Redash docker services questions

ramziyassine · October 18, 2021, 10:27pm

Issue Summary

We are working on deploying a product-level redash v10 in AWS ECS. There are many topics on this site that has helped (Example: Redash on AWS ECS).

My assumption

First I wanted to understand the purpose of each service as it is listed in the docker compose file. I created this diagram by looking at the code in redash’s github.

My questions

Is my diagram correct? Any help on this is appreciated
It is still not clear to me the role of the scheduler
- Is it creating the rq-scheduler?
- Is it scheduling scheduled queries, or is the server doing that?
- Does it hit the RDS database
We want to understand so that we can reason about how many ecs tasks, CPU, mem limits, multiple az,…
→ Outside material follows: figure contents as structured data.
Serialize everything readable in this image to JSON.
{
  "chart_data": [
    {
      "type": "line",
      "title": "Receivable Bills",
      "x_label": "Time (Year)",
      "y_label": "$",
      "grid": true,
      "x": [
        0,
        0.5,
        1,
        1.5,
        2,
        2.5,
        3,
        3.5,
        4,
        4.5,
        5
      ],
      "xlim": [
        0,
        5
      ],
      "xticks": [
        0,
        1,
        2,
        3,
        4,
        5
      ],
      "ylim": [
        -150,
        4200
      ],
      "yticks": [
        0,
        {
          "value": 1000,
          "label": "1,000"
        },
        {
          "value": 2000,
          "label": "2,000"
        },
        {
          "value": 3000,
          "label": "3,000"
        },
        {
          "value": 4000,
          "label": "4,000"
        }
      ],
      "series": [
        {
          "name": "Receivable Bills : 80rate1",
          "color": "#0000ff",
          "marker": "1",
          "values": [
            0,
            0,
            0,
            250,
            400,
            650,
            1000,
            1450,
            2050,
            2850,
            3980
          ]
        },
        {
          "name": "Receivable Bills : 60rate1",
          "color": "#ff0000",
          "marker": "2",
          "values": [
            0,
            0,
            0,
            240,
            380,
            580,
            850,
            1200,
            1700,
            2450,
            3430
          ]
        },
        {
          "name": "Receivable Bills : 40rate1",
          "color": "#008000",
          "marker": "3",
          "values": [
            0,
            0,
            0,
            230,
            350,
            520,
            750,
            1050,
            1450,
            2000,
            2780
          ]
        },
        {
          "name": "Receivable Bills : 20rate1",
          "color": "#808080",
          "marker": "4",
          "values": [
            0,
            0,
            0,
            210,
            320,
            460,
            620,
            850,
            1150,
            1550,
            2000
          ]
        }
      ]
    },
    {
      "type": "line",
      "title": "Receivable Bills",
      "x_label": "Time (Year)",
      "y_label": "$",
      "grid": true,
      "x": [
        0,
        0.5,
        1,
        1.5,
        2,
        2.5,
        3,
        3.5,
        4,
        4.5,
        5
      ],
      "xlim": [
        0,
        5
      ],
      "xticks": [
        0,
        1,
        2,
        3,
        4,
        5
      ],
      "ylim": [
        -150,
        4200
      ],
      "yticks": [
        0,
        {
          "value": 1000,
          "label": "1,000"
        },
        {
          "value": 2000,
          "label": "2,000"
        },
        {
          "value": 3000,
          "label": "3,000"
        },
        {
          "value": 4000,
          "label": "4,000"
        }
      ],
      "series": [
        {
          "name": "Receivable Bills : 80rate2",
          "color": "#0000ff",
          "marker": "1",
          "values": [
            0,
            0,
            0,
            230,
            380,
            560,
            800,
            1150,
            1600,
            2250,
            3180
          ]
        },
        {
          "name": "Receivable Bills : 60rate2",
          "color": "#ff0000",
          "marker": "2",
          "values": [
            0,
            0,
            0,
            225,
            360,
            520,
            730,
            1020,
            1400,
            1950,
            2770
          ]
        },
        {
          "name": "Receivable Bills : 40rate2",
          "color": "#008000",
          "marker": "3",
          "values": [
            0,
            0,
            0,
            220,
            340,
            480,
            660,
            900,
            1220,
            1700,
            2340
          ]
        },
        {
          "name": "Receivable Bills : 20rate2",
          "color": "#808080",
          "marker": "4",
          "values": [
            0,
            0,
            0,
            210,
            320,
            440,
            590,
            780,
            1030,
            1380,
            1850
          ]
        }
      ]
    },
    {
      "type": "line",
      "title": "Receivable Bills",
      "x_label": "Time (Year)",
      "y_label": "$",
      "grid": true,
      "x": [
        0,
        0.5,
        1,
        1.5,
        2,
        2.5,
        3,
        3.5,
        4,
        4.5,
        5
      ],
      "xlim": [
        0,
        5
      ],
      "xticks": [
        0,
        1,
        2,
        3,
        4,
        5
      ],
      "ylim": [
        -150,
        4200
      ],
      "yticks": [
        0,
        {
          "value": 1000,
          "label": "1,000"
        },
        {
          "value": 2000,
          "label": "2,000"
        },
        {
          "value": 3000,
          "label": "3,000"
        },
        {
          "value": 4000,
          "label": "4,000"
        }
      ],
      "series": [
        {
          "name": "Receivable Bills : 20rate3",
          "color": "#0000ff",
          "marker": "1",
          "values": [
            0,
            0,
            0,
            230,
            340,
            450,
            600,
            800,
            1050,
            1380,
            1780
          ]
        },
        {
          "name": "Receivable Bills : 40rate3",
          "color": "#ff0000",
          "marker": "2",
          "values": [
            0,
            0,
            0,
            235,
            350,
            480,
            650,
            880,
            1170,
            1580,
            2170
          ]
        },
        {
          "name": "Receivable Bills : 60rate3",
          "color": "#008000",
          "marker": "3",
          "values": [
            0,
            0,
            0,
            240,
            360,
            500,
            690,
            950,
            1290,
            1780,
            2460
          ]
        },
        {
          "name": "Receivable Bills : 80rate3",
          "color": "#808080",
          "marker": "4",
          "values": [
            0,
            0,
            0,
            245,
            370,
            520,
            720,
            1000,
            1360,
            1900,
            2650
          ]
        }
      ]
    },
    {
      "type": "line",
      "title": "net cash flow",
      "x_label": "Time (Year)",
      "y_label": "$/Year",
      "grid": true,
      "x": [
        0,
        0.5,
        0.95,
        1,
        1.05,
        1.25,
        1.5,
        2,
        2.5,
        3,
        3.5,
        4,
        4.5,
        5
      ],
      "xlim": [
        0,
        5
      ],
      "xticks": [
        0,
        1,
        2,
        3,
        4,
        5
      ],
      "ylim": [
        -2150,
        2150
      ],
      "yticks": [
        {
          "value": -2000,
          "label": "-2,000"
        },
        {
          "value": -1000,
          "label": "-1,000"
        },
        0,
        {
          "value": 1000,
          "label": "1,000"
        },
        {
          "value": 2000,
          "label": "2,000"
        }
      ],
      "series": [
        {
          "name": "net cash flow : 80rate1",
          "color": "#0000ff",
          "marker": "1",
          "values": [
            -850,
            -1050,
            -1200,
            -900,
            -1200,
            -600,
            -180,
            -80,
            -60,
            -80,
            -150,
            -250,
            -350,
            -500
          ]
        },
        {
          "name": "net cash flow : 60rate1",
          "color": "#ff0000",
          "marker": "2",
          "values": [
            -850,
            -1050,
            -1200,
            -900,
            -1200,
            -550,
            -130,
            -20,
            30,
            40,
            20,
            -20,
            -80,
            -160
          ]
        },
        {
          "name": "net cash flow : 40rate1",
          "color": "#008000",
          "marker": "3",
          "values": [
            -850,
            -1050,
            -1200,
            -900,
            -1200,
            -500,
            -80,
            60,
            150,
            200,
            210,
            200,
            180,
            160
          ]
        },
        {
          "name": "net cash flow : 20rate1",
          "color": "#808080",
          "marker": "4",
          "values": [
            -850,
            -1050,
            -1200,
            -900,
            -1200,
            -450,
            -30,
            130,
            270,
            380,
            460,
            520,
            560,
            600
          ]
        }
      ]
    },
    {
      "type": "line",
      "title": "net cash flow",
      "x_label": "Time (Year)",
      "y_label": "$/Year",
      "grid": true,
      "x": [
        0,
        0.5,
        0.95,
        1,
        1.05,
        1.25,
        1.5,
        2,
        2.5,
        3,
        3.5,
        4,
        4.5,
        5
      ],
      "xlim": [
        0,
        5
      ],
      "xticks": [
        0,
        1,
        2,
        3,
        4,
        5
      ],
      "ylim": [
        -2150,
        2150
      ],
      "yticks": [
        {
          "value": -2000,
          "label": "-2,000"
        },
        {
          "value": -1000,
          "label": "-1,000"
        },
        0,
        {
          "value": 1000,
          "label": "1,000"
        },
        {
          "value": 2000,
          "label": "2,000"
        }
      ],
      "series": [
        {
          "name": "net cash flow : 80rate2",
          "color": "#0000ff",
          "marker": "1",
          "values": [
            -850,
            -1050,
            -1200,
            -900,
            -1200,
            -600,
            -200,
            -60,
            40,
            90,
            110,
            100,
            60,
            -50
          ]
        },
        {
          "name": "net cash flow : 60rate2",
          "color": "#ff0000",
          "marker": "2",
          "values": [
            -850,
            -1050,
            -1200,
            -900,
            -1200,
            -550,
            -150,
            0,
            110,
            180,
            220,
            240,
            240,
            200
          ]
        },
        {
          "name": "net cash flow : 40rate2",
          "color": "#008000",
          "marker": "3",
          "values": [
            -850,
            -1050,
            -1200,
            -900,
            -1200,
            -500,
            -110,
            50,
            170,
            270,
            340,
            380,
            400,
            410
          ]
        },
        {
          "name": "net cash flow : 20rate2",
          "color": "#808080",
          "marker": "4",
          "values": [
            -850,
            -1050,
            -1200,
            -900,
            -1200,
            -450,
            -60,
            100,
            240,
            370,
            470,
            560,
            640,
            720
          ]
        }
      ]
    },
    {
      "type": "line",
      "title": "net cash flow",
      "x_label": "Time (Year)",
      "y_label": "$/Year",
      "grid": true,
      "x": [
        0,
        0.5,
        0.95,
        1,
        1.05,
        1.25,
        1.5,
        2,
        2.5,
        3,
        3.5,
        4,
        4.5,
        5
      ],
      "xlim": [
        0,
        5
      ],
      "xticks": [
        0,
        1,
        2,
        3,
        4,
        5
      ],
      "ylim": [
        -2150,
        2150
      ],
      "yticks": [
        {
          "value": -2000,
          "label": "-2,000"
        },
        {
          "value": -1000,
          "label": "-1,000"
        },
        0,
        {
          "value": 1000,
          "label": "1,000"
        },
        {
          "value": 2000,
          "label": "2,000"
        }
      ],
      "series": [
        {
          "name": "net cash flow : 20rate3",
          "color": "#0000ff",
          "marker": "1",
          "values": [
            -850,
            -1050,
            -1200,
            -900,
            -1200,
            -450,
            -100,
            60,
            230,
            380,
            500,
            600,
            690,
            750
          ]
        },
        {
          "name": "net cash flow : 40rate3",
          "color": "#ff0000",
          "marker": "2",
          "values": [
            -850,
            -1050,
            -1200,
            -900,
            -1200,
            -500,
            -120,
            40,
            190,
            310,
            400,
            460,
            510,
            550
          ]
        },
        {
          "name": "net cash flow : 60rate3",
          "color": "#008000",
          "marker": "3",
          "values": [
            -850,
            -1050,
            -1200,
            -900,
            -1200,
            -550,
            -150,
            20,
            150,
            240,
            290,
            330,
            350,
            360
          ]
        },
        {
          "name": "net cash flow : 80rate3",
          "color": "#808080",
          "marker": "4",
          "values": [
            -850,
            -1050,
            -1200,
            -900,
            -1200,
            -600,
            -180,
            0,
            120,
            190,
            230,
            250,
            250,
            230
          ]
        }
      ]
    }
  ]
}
Any comments are appreciated

jesse · October 19, 2021, 3:58pm

Great question. We should probably publish something like this in the docs

You can tell a lot about the services by looking at the command they run once started. Here I’m running through the docker-compose.yml file in getredash/redash but the same would apply if you are modeling off of setup.sh.

`server`

Handles HTTP requests to the API and the front-end. It spends most of its time waiting for HTTP traffic.

`scheduler`

Enqueues periodic jobs in redis. It checks for scheduled queries that need to be executed now, data source schema refreshes, cleaning up old query results, and any other periodic job specified here. The scheduler runs this routine twice a minute for infinity.

`worker`

Pulls job definitions from redis and does them. This can be query executions, schedule refreshes, clearing out old results anything. If you see adhoc_worker or scheduled_worker, these are actually duplicates of the worker spec. They all run the same command. The difference is that adhoc_worker only looks for jobs in the adhoc queue in Redis. scheduled_worker only looks for tasks in the scheduled queue. This is helpful so that if your scheduled tasks begin to bottleneck, it won’t affect users running queries.

`redis`

Runs the Redis instance that Redash uses for message queuing

`postgres`

Runs the Postgres database where Redash preserves its state.

`email`

An image used for sending emails (if configured).

`nginx`

We use this as a proxy in front of server because it’s an easy way to configure HTTPs.